A military court in the Democratic Republic of the Congo (DRC) has sentenced to death eight soldiers and three civilians for selling arms to a violent rebel group.
At a public hearing on Friday, court president Colonel Kelly Dianga sentenced the eight soldiers, including three officers, after they were found guilty of criminal association, war crimes, and participation in an insurrectional movement.
The three civilians – two women and a man – were also sentenced to death for involvement in the affair, the court president said, while two civilians received 10-year jail terms.

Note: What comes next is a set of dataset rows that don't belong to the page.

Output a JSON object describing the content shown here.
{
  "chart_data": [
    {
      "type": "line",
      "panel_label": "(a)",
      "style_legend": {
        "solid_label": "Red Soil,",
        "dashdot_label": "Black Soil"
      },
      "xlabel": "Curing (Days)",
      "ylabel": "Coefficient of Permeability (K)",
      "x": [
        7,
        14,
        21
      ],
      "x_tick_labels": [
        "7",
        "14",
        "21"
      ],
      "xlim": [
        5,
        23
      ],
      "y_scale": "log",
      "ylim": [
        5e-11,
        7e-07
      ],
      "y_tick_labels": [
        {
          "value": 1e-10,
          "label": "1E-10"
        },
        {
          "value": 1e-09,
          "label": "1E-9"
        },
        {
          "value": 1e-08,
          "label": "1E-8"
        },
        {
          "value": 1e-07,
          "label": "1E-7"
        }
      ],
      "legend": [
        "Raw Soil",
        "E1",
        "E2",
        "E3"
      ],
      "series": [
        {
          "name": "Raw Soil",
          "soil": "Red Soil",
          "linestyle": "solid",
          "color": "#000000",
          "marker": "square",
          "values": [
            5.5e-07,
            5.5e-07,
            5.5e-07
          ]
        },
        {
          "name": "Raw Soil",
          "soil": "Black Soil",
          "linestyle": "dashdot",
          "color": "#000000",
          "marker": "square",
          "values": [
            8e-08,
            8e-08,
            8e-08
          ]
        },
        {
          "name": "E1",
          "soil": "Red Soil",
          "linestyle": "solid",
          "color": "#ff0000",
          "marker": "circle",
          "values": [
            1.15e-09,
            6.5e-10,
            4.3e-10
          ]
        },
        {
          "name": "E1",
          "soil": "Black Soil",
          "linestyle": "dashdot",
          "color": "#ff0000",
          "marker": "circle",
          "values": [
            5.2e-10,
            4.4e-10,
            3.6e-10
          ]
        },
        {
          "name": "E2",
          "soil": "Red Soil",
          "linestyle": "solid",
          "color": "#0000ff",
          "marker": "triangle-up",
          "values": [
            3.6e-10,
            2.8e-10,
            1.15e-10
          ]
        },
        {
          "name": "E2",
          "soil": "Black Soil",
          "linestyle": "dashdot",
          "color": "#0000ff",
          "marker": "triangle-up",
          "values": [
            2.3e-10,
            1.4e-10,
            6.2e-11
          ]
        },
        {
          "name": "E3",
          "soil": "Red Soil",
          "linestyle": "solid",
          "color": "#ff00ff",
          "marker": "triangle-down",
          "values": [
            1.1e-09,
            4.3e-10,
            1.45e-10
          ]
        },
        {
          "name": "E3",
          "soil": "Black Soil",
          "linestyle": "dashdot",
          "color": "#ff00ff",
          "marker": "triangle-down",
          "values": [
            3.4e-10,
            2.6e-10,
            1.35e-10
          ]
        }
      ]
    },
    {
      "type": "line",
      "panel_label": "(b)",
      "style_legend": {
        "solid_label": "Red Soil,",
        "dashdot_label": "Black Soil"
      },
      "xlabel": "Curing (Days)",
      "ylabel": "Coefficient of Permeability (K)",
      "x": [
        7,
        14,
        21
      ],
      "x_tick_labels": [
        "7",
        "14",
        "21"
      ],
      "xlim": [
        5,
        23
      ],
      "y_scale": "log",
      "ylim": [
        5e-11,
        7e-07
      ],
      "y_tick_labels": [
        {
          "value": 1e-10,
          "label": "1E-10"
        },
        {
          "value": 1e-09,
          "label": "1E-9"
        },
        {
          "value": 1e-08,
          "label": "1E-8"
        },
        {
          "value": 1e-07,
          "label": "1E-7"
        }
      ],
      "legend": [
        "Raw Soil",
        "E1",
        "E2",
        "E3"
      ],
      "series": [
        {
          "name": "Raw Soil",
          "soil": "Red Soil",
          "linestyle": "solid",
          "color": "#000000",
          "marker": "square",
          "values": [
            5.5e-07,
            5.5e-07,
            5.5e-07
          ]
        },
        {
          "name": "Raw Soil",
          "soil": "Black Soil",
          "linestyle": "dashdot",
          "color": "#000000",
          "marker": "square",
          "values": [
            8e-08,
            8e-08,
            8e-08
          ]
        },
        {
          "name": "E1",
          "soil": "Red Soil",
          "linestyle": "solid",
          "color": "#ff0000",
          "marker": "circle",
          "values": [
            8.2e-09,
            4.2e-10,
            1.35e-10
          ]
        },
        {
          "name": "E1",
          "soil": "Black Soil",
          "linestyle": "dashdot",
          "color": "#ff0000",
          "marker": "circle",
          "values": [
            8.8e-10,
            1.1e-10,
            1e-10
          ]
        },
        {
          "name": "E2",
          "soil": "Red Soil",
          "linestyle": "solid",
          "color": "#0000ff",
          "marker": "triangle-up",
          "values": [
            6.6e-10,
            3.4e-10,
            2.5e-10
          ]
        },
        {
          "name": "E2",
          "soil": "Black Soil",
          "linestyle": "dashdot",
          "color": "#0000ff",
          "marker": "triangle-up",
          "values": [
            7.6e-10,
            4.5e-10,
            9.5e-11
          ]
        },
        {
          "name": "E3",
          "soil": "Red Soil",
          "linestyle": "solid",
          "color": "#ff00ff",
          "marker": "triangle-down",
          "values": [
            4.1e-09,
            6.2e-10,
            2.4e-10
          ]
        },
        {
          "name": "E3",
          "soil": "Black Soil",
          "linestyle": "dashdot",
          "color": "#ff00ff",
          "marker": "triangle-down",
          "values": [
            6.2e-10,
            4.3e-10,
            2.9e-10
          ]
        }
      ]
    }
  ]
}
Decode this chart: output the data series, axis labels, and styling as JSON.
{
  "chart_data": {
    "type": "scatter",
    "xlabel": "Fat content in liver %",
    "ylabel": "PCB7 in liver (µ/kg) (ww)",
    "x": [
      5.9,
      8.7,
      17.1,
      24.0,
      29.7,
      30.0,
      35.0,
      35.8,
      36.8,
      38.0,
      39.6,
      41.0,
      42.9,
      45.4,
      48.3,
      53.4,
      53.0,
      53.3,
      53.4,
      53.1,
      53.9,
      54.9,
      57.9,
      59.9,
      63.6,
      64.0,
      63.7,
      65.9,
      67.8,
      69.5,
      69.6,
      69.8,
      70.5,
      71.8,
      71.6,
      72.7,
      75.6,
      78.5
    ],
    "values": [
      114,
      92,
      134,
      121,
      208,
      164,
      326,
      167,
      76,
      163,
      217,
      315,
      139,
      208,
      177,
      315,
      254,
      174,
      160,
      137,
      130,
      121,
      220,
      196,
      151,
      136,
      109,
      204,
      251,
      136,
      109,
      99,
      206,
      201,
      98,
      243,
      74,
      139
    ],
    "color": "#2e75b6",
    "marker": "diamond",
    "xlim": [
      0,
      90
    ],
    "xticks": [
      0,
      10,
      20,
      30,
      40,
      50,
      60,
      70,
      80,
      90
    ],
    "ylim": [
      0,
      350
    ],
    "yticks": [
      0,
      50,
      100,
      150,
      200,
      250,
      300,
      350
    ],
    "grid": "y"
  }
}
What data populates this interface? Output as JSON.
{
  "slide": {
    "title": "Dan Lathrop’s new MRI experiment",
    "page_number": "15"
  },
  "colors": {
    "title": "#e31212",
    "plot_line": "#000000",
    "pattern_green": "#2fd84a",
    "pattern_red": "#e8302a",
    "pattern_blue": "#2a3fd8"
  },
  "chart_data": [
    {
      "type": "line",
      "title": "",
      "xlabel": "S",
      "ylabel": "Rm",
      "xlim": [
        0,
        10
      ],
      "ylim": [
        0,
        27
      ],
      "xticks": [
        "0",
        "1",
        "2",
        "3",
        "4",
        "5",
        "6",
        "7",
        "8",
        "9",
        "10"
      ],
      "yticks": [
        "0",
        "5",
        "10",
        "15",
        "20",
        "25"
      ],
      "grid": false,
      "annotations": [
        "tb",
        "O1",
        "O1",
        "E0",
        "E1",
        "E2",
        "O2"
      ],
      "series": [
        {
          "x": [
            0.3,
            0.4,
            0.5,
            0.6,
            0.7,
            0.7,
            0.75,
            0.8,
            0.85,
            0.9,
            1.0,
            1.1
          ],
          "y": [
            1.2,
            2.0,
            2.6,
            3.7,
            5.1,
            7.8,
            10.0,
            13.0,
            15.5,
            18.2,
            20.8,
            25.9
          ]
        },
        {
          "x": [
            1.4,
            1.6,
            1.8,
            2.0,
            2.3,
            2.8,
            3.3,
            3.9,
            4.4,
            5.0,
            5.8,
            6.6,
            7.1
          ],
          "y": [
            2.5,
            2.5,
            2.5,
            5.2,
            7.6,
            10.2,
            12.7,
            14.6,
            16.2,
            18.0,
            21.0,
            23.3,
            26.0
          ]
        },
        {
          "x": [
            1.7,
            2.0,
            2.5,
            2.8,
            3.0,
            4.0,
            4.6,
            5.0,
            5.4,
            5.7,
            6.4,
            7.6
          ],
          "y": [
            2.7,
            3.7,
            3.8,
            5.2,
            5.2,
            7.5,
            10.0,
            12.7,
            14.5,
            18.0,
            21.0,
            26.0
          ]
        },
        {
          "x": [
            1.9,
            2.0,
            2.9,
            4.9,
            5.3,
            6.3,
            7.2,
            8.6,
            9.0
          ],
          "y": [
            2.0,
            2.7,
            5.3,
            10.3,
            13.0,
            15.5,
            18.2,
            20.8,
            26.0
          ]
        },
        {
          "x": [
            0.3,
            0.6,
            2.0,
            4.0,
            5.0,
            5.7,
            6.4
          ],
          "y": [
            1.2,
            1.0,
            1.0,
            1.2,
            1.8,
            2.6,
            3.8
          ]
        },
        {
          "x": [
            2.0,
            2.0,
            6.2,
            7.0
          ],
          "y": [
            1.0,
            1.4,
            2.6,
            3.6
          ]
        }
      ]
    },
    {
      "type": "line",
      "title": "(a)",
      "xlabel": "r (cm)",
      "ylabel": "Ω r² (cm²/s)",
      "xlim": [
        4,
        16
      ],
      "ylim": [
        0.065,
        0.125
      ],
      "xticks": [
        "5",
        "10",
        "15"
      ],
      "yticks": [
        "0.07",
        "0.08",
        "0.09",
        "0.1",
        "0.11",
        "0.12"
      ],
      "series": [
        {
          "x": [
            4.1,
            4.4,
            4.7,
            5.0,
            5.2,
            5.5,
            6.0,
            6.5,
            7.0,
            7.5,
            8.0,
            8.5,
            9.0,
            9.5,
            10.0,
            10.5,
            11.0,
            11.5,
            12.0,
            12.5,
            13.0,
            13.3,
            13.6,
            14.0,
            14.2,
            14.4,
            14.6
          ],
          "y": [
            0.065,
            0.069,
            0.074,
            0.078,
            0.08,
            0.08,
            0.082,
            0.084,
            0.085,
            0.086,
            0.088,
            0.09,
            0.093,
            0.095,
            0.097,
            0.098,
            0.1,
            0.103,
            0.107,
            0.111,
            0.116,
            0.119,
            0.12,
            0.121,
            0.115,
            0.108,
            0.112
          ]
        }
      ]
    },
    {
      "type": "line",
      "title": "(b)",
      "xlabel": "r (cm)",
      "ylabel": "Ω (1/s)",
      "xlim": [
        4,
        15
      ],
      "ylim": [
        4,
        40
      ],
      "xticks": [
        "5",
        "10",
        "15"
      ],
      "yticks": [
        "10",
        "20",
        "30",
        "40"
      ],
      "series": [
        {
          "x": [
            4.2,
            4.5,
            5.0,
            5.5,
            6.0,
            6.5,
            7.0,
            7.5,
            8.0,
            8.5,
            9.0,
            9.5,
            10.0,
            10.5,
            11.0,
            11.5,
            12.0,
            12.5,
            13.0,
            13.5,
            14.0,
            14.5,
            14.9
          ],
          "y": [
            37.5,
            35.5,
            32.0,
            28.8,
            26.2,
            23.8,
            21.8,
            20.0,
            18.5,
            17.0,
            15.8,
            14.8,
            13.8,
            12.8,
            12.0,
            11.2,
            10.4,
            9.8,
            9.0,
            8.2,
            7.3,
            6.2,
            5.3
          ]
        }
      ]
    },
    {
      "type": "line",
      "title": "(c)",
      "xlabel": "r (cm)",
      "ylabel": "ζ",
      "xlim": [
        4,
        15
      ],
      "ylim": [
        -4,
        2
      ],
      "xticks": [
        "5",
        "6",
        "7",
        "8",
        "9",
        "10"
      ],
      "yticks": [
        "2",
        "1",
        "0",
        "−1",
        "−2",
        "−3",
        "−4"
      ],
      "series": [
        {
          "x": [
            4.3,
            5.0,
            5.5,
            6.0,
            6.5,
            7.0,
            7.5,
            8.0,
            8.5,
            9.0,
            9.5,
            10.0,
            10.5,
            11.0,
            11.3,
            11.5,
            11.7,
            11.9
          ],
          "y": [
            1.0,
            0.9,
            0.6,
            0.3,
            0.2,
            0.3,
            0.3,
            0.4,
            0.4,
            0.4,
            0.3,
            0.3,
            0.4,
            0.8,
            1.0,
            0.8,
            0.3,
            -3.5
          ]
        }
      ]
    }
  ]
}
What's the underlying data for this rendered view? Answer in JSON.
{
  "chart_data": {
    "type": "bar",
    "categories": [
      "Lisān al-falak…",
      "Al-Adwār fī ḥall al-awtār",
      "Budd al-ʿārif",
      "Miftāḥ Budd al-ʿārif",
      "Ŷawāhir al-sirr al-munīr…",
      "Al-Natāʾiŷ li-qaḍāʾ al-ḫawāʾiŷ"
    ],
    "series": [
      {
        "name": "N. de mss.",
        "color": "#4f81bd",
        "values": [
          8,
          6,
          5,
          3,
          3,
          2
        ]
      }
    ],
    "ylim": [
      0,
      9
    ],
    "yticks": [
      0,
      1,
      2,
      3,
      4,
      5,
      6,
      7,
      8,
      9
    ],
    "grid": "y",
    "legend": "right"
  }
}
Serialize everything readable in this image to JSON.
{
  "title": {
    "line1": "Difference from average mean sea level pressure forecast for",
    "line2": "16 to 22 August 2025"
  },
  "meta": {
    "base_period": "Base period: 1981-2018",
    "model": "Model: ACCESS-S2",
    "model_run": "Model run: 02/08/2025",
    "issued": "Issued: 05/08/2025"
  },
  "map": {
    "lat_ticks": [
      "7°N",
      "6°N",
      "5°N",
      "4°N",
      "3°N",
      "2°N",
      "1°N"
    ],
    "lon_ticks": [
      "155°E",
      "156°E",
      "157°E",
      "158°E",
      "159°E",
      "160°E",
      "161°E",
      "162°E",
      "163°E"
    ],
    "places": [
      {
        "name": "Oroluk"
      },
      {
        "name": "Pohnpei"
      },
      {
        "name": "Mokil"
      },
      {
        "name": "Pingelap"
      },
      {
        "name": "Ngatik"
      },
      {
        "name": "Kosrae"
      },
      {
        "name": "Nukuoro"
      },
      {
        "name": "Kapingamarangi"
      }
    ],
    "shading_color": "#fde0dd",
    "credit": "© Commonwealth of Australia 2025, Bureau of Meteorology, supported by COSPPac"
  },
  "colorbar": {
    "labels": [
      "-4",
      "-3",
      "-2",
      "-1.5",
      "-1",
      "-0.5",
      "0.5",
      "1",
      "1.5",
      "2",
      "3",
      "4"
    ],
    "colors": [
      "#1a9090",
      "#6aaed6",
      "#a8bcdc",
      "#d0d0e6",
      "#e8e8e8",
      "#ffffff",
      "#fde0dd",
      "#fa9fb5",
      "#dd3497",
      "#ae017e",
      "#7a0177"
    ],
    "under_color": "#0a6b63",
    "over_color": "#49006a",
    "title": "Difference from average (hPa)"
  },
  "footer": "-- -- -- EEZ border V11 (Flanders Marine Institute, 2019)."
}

Another soldier and a civilian were acquitted for lack of evidence.
While the DRC has observed a de facto moratorium on capital punishment since 2003, courts continue to hand down death sentences, according to the United Nations.
The trial opened in the country’s conflict-torn Ituri province last month with the suspects facing charges of supplying rifles and ammunition to the notorious CODECO group, which has been blamed for a slew of ethnic massacres.
CODECO – the Cooperative for the Development of the Congo – is a political-religious sect that claims to represent the interests of the Lendu ethnic group.
The Lendu and Hema communities have had a longstanding feud and before the intervention of European peacekeepers, thousands of people died between 1999 and 2003. Violence, including civilian massacres, has resumed since 2017 with the blame placed on the emergence of CODECO.
Separately, soldiers patrolling by the Ituri river, in the Irumu territory of Ituri province, discovered 17 decapitated bodies on Thursday, according to Red Cross representative David Beiza.
A Red Cross team later visited the area with soldiers and found the bodies, said Beiza, adding that rebels from the Allied Democratic Forces (ADF) are suspected of being responsible for the killings.
Agence France-Presse was also unable to independently verify the information.
More than 120 armed groups roam the eastern region of the DRC where civilian massacres are common.